Review: ‘Bank Job’ at Amphibian
BY MARK LOWRY
Special to the Fort Worth Star-Telegram
FORT WORTH — The smartest comment from one character in John Kolvenbach’s botched-crime comedy Bank Job, having its world premiere at Amphibian Stage Productions, alludes to the fact that the best way to get away with a bank robbery is to be a bank executive. If we learned anything from the 2008 crisis, it’s how the rich and powerful can pretty much do what they want.
Of course, not all of those bankers walked away without penalty, and throughout Kolvenbach’s frequently funny but uneven comedy, the question of getting away with it is in the back of the mind for the audience and the five characters onstage. Will anyone walk away unscathed? Probably not, and we’re all the better for it.

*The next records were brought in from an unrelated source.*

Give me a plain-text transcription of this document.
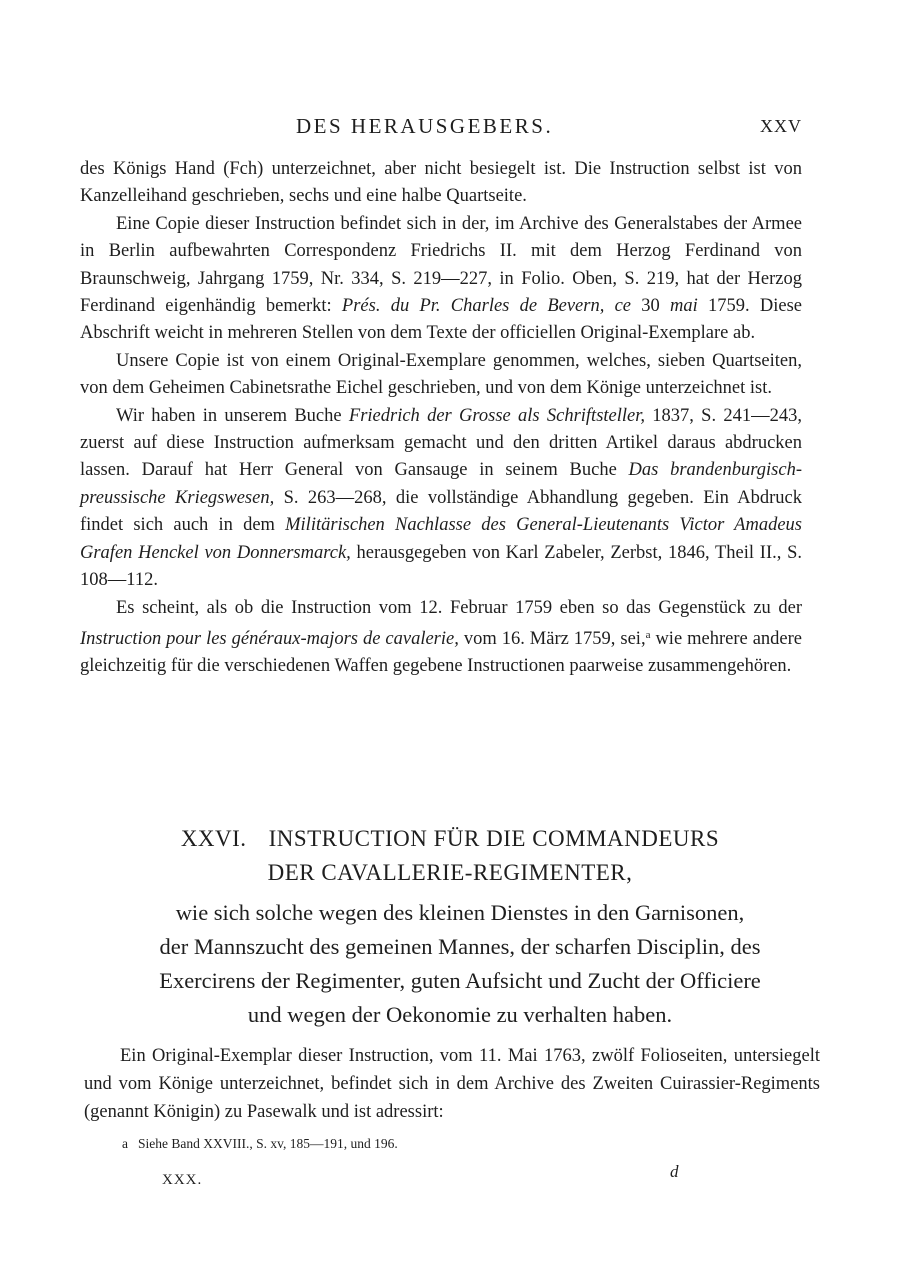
DES HERAUSGEBERS.	XXV

des Königs Hand (Fch) unterzeichnet, aber nicht besiegelt ist. Die Instruction selbst ist von Kanzelleihand geschrieben, sechs und eine halbe Quartseite.

Eine Copie dieser Instruction befindet sich in der, im Archive des Generalstabes der Armee in Berlin aufbewahrten Correspondenz Friedrichs II. mit dem Herzog Ferdinand von Braunschweig, Jahrgang 1759, Nr. 334, S. 219—227, in Folio. Oben, S. 219, hat der Herzog Ferdinand eigenhändig bemerkt: Prés. du Pr. Charles de Bevern, ce 30 mai 1759. Diese Abschrift weicht in mehreren Stellen von dem Texte der officiellen Original-Exemplare ab.

Unsere Copie ist von einem Original-Exemplare genommen, welches, sieben Quartseiten, von dem Geheimen Cabinetsrathe Eichel geschrieben, und von dem Könige unterzeichnet ist.

Wir haben in unserem Buche Friedrich der Grosse als Schriftsteller, 1837, S. 241—243, zuerst auf diese Instruction aufmerksam gemacht und den dritten Artikel daraus abdrucken lassen. Darauf hat Herr General von Gansauge in seinem Buche Das brandenburgisch-preussische Kriegswesen, S. 263—268, die vollständige Abhandlung gegeben. Ein Abdruck findet sich auch in dem Militärischen Nachlasse des General-Lieutenants Victor Amadeus Grafen Henckel von Donnersmarck, herausgegeben von Karl Zabeler, Zerbst, 1846, Theil II., S. 108—112.

Es scheint, als ob die Instruction vom 12. Februar 1759 eben so das Gegenstück zu der Instruction pour les généraux-majors de cavalerie, vom 16. März 1759, sei,$^a$ wie mehrere andere gleichzeitig für die verschiedenen Waffen gegebene Instructionen paarweise zusammengehören.

XXVI. INSTRUCTION FÜR DIE COMMANDEURS

DER CAVALLERIE-REGIMENTER,

wie sich solche wegen des kleinen Dienstes in den Garnisonen,

der Mannszucht des gemeinen Mannes, der scharfen Disciplin, des

Exercirens der Regimenter, guten Aufsicht und Zucht der Officiere

und wegen der Oekonomie zu verhalten haben.

Ein Original-Exemplar dieser Instruction, vom 11. Mai 1763, zwölf Folioseiten, untersiegelt und vom Könige unterzeichnet, befindet sich in dem Archive des Zweiten Cuirassier-Regiments (genannt Königin) zu Pasewalk und ist adressirt:

a Siehe Band XXVIII., S. xv, 185—191, und 196.
XXX.	d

Taking place in an executive washroom at a bank (spot-on scenic design by Bob Lavallee), we first meet brothers Russell (Leicester Landon) and Tracey (Marshall York), who have just held up the bank in clown masks and plan to make their exit through a window. It’s their first go at such a crime — or any crime, really — and we learn much about their relationship and motives in the first scene.

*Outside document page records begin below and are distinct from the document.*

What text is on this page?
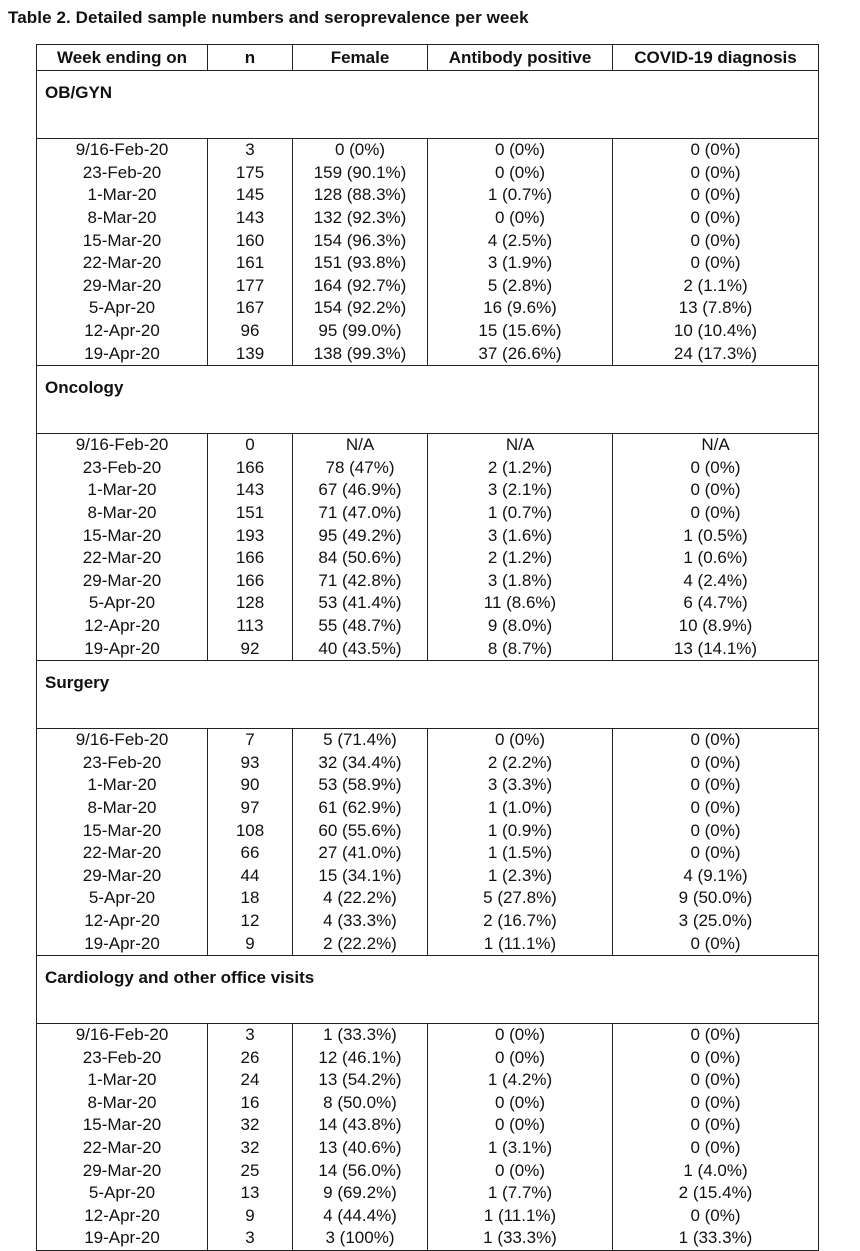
Table 2. Detailed sample numbers and seroprevalence per week
Week ending on	n	Female	Antibody positive	COVID-19 diagnosis
OB/GYN				
9/16-Feb-20	3	0 (0%)	0 (0%)	0 (0%)
23-Feb-20	175	159 (90.1%)	0 (0%)	0 (0%)
1-Mar-20	145	128 (88.3%)	1 (0.7%)	0 (0%)
8-Mar-20	143	132 (92.3%)	0 (0%)	0 (0%)
15-Mar-20	160	154 (96.3%)	4 (2.5%)	0 (0%)
22-Mar-20	161	151 (93.8%)	3 (1.9%)	0 (0%)
29-Mar-20	177	164 (92.7%)	5 (2.8%)	2 (1.1%)
5-Apr-20	167	154 (92.2%)	16 (9.6%)	13 (7.8%)
12-Apr-20	96	95 (99.0%)	15 (15.6%)	10 (10.4%)
19-Apr-20	139	138 (99.3%)	37 (26.6%)	24 (17.3%)
Oncology				
9/16-Feb-20	0	N/A	N/A	N/A
23-Feb-20	166	78 (47%)	2 (1.2%)	0 (0%)
1-Mar-20	143	67 (46.9%)	3 (2.1%)	0 (0%)
8-Mar-20	151	71 (47.0%)	1 (0.7%)	0 (0%)
15-Mar-20	193	95 (49.2%)	3 (1.6%)	1 (0.5%)
22-Mar-20	166	84 (50.6%)	2 (1.2%)	1 (0.6%)
29-Mar-20	166	71 (42.8%)	3 (1.8%)	4 (2.4%)
5-Apr-20	128	53 (41.4%)	11 (8.6%)	6 (4.7%)
12-Apr-20	113	55 (48.7%)	9 (8.0%)	10 (8.9%)
19-Apr-20	92	40 (43.5%)	8 (8.7%)	13 (14.1%)
Surgery				
9/16-Feb-20	7	5 (71.4%)	0 (0%)	0 (0%)
23-Feb-20	93	32 (34.4%)	2 (2.2%)	0 (0%)
1-Mar-20	90	53 (58.9%)	3 (3.3%)	0 (0%)
8-Mar-20	97	61 (62.9%)	1 (1.0%)	0 (0%)
15-Mar-20	108	60 (55.6%)	1 (0.9%)	0 (0%)
22-Mar-20	66	27 (41.0%)	1 (1.5%)	0 (0%)
29-Mar-20	44	15 (34.1%)	1 (2.3%)	4 (9.1%)
5-Apr-20	18	4 (22.2%)	5 (27.8%)	9 (50.0%)
12-Apr-20	12	4 (33.3%)	2 (16.7%)	3 (25.0%)
19-Apr-20	9	2 (22.2%)	1 (11.1%)	0 (0%)
Cardiology and other office visits				
9/16-Feb-20	3	1 (33.3%)	0 (0%)	0 (0%)
23-Feb-20	26	12 (46.1%)	0 (0%)	0 (0%)
1-Mar-20	24	13 (54.2%)	1 (4.2%)	0 (0%)
8-Mar-20	16	8 (50.0%)	0 (0%)	0 (0%)
15-Mar-20	32	14 (43.8%)	0 (0%)	0 (0%)
22-Mar-20	32	13 (40.6%)	1 (3.1%)	0 (0%)
29-Mar-20	25	14 (56.0%)	0 (0%)	1 (4.0%)
5-Apr-20	13	9 (69.2%)	1 (7.7%)	2 (15.4%)
12-Apr-20	9	4 (44.4%)	1 (11.1%)	0 (0%)
19-Apr-20	3	3 (100%)	1 (33.3%)	1 (33.3%)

That’s when we also meet bank teller Jill (Alexandra Lawrence), who had done a no-no by using the men’s room — and the executive one at that — and was there when the robbery happened. Soon, cop Dale (William Earl Ray) and exec Francis (Michael Muller) enter the picture.
For much of the 90 intermissionless minutes, it’s a who’s-on-first scramble to see who’s going to leave with any of the $14 million the brothers have in their large duffel bags. But there’s also a sweet love-at-first-(gun)sight subplot, themes of identity crises and a bigger story of familial dysfunction.

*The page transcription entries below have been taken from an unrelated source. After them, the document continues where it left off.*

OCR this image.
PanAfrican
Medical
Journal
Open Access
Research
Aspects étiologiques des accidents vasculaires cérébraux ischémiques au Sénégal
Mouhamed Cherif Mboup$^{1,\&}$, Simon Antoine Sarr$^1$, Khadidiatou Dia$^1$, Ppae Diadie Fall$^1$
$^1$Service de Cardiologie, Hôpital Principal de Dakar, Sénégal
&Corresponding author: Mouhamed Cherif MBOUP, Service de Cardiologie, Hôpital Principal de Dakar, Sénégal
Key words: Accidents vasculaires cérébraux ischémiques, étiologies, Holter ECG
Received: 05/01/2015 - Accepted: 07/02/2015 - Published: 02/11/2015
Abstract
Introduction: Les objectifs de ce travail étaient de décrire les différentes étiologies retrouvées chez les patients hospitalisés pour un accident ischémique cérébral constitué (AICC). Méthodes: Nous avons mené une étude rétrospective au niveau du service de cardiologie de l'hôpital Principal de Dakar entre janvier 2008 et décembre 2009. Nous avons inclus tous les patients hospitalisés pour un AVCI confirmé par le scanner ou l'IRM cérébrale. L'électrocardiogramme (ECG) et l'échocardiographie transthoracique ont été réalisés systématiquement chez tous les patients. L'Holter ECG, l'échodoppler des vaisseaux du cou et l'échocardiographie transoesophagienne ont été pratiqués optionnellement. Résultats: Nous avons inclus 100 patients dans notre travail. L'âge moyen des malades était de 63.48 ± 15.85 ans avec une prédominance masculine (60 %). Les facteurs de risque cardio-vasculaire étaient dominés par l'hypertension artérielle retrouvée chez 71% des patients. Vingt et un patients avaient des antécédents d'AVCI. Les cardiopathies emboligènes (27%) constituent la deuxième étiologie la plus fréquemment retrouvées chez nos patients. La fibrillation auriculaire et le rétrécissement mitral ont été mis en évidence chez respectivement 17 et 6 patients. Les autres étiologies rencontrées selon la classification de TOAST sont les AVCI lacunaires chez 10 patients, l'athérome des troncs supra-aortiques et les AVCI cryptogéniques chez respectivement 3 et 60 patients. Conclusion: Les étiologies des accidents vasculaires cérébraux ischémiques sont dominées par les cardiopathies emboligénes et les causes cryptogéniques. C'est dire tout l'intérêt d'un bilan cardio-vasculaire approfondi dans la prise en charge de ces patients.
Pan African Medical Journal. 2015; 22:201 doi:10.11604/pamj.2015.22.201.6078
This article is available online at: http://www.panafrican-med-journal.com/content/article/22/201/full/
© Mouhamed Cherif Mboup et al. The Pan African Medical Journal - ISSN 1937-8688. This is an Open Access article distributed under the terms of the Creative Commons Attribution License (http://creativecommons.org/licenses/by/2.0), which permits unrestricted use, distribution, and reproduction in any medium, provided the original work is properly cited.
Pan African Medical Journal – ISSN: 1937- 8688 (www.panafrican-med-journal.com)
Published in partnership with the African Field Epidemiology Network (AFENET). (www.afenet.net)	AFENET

When Kolvenbach fires on all cylinders, Bank Job — which reaches farcical levels — warrants uproarious laughter. The early section in which three characters lie on the ground with their hands behind their backs is one of the funniest scenes you’ll see all year, and it’s handled with rapier timing by this cast and director Jessica Bauman.
There are a few times when the dialogue feels out of place, as if it belongs in another play, such as Jill’s dreaming-in-color speech.
Lawrence makes her local acting debut here, and she gives the most consistent performance as a very likeable 20-something who’s clearly not happy with her life and seizes an opportunity to change it.
The casting of York and Landon as brothers is curious. It’s hard to tell which one is supposed to play the straight man (or as close to it as possible) to the other’s comic doofus. The latter, you’d think, would be Russell, played by Landon with lost-at-sea cluelessness and a surfer-dude vibe. Tracey had his life together — he’s a doctor — but York’s penchant for rubber-faced mugging calls his motivations into question. More often than not, though, the dynamic works. Is there a need for the straight man when both are misguided in their own way?
Despite some hold-ups in the writing, the play is clever in its melding of a backstage comedy (the stage outside the washroom door has an even bigger drama going on) and a story about family members who, in the end, care for one another.
Bank Job will go down as one of Amphibian’s more memorable world premieres and should be a hit. Getting away with it has rarely been this much fun.